A Cross-State Examination of Families Leaving Welfare: Findings from the ASPE-Funded Leavers Studies. Cross-State Comparisons

08/01/2000

The full set of studies reviewed in this paper are from a diverse set of states and counties, including: Arizona, the District of Columbia, Georgia, Illinois, Missouri, New York, Washington, Wisconsin, and Cuyahoga County in Ohio, Los Angeles County in California, and San Mateo County in California. Before examining outcomes across the various sites, it is important to acknowledge how these differences can be driven by differences in study methodologies, state policies, and underlying economic and demographic conditions.

Rather than impose a uniform study design across the various sites, ASPE funded a set of locally designed studies of welfare outcomes. While most studies examined both "early" and "late" cohorts of leavers, the studies reviewed in this paper include cohorts that exited as early as July 1995 and as late as December 1998 (see Table 1). Most studies used both administrative and survey data, but the study design varied across grantees. For example, survey sample size ranged from 300 cases to over 4,000 cases (with most falling between 600 and 1200 cases), and time of interview varied from 6 months to 36 months after exit from cash assistance. Most grantees conducted mixed mode surveys, consisting of telephone interviews of between 20 and 40 minutes for the majority of households, supplemented by in-person follow-up for those who could not be reached by telephone. Three of the four survey reports reviewed here achieved response rates of 72-75 percent; one study, however, had a response rate of only 51 percent. Finally, all the studies examined outcomes across a broad array of areas, including employment and earnings, program participation, health insurance, child care arrangements, household income, experiences of material hardship, and general child and family well-being. Certain studies, however, emphasized some of these areas more than others, and the exact wording of items varied across surveys.

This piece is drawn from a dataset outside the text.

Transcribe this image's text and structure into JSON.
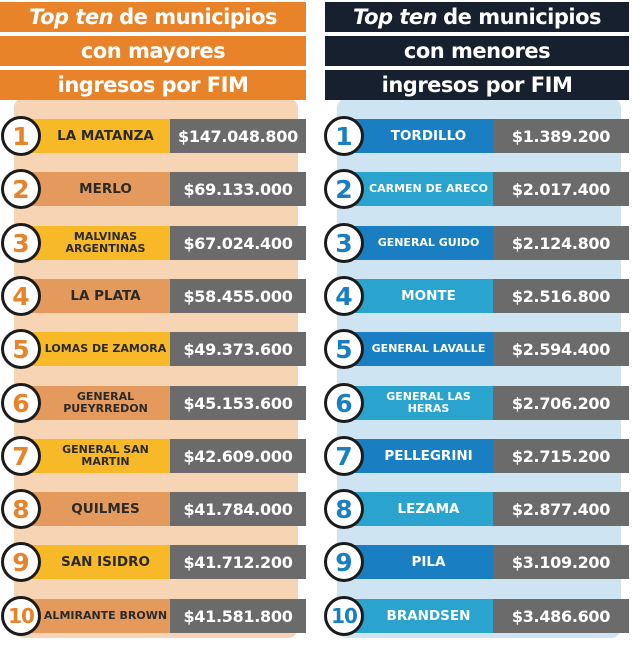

Although each ASPE-funded grantee followed its own proposed study methodology, certain steps were taken by ASPE to promote comparability among the studies. Chief among these was developing consensus around a common definition of the "leaver" study population as "all cases that leave cash assistance for at least two months." This definition excludes cases that re-open within one or two months, because such cases are more likely closed due to administrative churning" than to true exits from welfare. A second step toward comparability was to encourage researchers to report administrative data outcomes for "single-parent" leavers, in addition to reporting them for the grantee's entire study population  which for some grantees consisted of single-parent leavers only, but for others included small percentages of "two-parent" cases, that is, families where both parents are receiving cash assistance, as shown in Table 1.(3) Grantees also agreed to focus the main study population on cases with one or two adult recipients, excluding closures of "child-only" cases.

Cross-state differences in TANF policies are likely to cause differences in the leaver populations across states. A state with a policy of sanctioning non-compliant families off TANF, for example, is likely to have a different leaver population than a state that imposes partial sanctions that do not result in a case closure. Also, the level of earnings which leads to case closure differs from state to state, depending on maximum benefits and earnings disregard policies. Work requirements, time limits, and differences in Medicaid and other program policies also contribute to the varied experiences of leavers in different parts of the country.

Finally, caution must be made in interpreting cross-site differences because of differences in the underlying economic, social and demographic conditions of the states and counties under study. Leaving welfare may be a different experience in an urban as opposed to a rural region, in an area of high unemployment as compared to low unemployment, for a married versus a never-married recipient, and for a non-English speaking recipient compared with a fluent English speaking recipient. Although this paper focuses primarily on aggregate findings for the "average" welfare leaver in a state, it is important to recognize that outcomes vary significantly across various subgroups, and that the demographic characteristics of welfare recipients and leavers differ significantly across the various study areas.